WLRN has been asking listeners what they think about the proposed monorail.
“Rail travel between Miami-Dade and Broward is absolutely needed!” said Cachetta Derricott in Parkland. “It will help alleviate traffic by decreasing too many cars occupied by one driver on the interstate.”
“I’m glad that finally South Florida is taking on initiatives with public transportation,” said Patricia Ayuso of Aventura. “I also hope that public transportation gets even better and expands in future years.”
WLRN’s Broward County reporter Caitie Switalski spoke with Gregory Stuart, the executive director of the Broward Metropolitan Planning Organization, about the proposed monorail and how the idea stemmed from a trip to Asia.
Here's an excerpt of their conversation:
STUART: In the United States, you think 1950s, 1960s Disney monorail. While those do move people, they're cutesy. What we saw in both Japan and China weren't your Disney monorails. They were actually functioning in urban environments; folks moving all over the place. It was a very different experience for all of us. And I think that helped illuminate the potential for us here in Miami-Dade, Broward and Palm Beach – what we could do as a system.
WLRN: What was the part about the trip [to Asia] that stuck out the most to you?
In Japan, all of their transit is actually privately operated. That was a surprise to me because I've always been told that transit doesn't make a profit, and it doesn't in the United States the way we've structured things. However, in Japan, the government will build the piers, the surface for the rail system, or the monorail or whatever the vehicle may be, but then the private sector actually buys the cars, buys the equipment, provides the operating. And they're making money. It's almost like Brightline.
We met with Japan’s Ministry of Transportation. Their development and their density didn't really start occurring until after World War II – which is actually very similar to South Florida. You don't think of Tokyo and Miami and Fort Lauderdale in the same thought process, but realistically that's when they actually started growing. They started making these investments in monorail technology and all that in the late 70s early 80s and now all of a sudden their streets really are not crowded like ours are.
People living in Fort Lauderdale really shot down the idea of the Wave streetcar system because a lot of citizens felt it was outdated technology, and not resilient for climate change and hurricanes. With a monorail, is that any different?
We tried to help with that project as best we could as an MPO. But when that was cancelled out, one of the things that resonated in my head ... folks kept saying, 'Go look at Asia. Go look at these things, look at what they're doing over there.' So we went.
On the resilient side, which is why I like the monorail systems that we've seen, is they're elevated. The immediate issue that we have here is congestion. We need to find a different solution for that and we can't widen our way out of this either, with the roads. [It's] about a $100 million a mile to widen a road, to add an additional lane on an either side.

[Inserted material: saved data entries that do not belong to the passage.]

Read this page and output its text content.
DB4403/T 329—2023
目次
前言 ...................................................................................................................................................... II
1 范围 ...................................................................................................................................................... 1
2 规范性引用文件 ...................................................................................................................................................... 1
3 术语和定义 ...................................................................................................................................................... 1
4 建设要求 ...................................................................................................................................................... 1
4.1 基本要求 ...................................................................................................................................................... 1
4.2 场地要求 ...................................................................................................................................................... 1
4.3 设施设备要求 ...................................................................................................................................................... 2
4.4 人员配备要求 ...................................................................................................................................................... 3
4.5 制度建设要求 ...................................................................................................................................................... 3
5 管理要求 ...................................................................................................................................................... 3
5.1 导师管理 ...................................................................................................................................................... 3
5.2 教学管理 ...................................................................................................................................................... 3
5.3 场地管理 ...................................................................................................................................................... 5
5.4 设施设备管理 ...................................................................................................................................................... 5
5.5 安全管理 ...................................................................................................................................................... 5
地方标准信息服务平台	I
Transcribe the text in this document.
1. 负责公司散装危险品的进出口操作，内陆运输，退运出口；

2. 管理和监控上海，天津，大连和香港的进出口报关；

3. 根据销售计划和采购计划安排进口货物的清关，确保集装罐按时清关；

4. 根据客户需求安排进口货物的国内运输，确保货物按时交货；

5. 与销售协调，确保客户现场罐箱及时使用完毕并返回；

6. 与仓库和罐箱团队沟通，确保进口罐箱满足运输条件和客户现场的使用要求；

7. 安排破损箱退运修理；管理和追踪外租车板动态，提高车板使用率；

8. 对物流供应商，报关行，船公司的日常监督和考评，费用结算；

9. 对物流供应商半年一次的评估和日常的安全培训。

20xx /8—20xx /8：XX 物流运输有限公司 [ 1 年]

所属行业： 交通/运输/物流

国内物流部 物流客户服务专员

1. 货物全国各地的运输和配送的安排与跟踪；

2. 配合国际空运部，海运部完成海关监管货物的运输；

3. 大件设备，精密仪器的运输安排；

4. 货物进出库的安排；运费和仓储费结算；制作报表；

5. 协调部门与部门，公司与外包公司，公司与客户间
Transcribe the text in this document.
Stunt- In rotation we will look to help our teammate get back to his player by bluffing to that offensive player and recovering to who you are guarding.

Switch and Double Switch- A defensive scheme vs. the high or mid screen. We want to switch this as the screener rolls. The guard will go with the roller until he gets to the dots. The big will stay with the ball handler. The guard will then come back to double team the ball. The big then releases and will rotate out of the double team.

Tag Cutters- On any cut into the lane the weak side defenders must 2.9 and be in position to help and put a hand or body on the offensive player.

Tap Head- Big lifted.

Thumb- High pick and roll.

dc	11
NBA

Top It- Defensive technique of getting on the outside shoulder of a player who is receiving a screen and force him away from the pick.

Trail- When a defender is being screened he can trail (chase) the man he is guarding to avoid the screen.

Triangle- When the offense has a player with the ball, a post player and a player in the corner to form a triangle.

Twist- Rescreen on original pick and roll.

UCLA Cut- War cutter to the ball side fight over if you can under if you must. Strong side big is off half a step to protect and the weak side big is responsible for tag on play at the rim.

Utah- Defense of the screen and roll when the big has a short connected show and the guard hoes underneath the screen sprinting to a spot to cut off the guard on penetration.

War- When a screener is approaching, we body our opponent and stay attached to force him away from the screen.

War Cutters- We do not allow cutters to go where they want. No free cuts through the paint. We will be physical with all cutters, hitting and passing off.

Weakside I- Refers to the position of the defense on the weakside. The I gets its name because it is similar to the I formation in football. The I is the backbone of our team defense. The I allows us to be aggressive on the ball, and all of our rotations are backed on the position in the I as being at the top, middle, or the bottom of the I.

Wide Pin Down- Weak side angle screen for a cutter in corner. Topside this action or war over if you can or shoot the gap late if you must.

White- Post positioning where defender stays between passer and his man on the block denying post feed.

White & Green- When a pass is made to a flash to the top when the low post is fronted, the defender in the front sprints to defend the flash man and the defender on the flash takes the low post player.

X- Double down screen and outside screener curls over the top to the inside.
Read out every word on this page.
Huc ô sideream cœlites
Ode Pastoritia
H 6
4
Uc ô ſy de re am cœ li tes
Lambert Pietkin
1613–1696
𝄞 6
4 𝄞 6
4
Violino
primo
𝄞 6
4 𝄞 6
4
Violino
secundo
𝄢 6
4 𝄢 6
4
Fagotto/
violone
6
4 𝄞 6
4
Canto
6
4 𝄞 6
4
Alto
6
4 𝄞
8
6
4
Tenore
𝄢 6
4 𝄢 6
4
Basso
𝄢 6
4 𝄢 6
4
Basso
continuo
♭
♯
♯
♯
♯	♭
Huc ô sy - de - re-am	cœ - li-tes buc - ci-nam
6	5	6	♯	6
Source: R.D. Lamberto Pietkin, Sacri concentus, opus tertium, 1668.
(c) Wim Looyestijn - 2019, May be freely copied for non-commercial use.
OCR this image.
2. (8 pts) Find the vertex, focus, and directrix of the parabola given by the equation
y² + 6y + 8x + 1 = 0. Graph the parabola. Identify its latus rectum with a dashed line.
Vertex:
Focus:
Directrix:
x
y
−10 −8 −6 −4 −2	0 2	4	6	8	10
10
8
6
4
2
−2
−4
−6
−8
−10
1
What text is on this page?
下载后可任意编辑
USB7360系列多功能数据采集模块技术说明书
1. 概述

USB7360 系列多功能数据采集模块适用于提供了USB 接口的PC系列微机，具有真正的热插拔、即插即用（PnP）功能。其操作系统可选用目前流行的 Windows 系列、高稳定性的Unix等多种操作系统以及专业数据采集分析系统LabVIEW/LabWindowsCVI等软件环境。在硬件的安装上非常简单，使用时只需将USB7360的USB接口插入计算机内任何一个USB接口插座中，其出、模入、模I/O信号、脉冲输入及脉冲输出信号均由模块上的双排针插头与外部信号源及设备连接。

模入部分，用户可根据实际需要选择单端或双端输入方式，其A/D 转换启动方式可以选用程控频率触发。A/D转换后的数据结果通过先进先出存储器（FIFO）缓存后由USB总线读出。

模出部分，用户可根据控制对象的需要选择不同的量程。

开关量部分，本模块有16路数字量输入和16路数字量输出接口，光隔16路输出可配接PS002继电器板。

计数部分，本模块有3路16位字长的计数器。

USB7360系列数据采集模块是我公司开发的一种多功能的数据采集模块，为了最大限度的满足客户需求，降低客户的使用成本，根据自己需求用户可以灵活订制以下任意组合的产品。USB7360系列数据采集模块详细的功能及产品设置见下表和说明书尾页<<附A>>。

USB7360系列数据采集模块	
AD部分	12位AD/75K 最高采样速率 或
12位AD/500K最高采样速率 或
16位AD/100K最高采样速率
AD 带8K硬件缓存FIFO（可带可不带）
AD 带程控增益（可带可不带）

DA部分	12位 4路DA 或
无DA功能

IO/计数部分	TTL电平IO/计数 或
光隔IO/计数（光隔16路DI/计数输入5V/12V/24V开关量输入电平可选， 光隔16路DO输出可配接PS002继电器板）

With the impacts of sea-level rise, with the impacts of the King Tides, with the impacts of our failing infrastructure that is under our roads that we need to deal with, elevating a transit system actually makes it more efficient - and will actually make it more resilient.
One of the bigger questions that I asked in both Japan and China to both monorail operators was, 'When do you have to stop operating the system?' Our trains and our buses typically stop operating here with 30-35 mph winds. The monorail system can continue operating up to 65 mph winds. That's a really big help when you have roads being shut down because you have a declared state of emergency.
Voters in Broward approved the penny tax for transportation projects in the November election. More than 700 projects were identified for that. What does a monorail look like if we're using funds from that tax?
This complements because there was always the proposal to do some type of light-rail system. So monorail or whatever it may be will complement that system. The full penny sales tax is Broward County will now be able to have the ability to at least put the groundwork in to build that system. It's not just a monorail. It's not just a roadway. It's not just a bus system. It's not just a signalization because that's not going to solve everything either. It is the series of things that have to be put together.
What would you tell people who are skeptical that this monorail will go from idealistic promise to something they can actually take to work every day?
We're going to hopefully get with the county and maybe even have a joint meeting of the MPO and the county commission. We're not there yet. I get stuck in traffic. I drive every day. I get very frustrated and I always come in here and say, 'Can't somebody do something about this?' Well, they can, and we are. But it's not going to happen overnight.
Editor's Note: For clarity, the Asia trip did not include county transit employees, according to the county. An earlier version of this story identified Stuart as a "Broward County Transit leader." The MPO operates seperate from the county's transit office, and has been re-identified as a transit planner.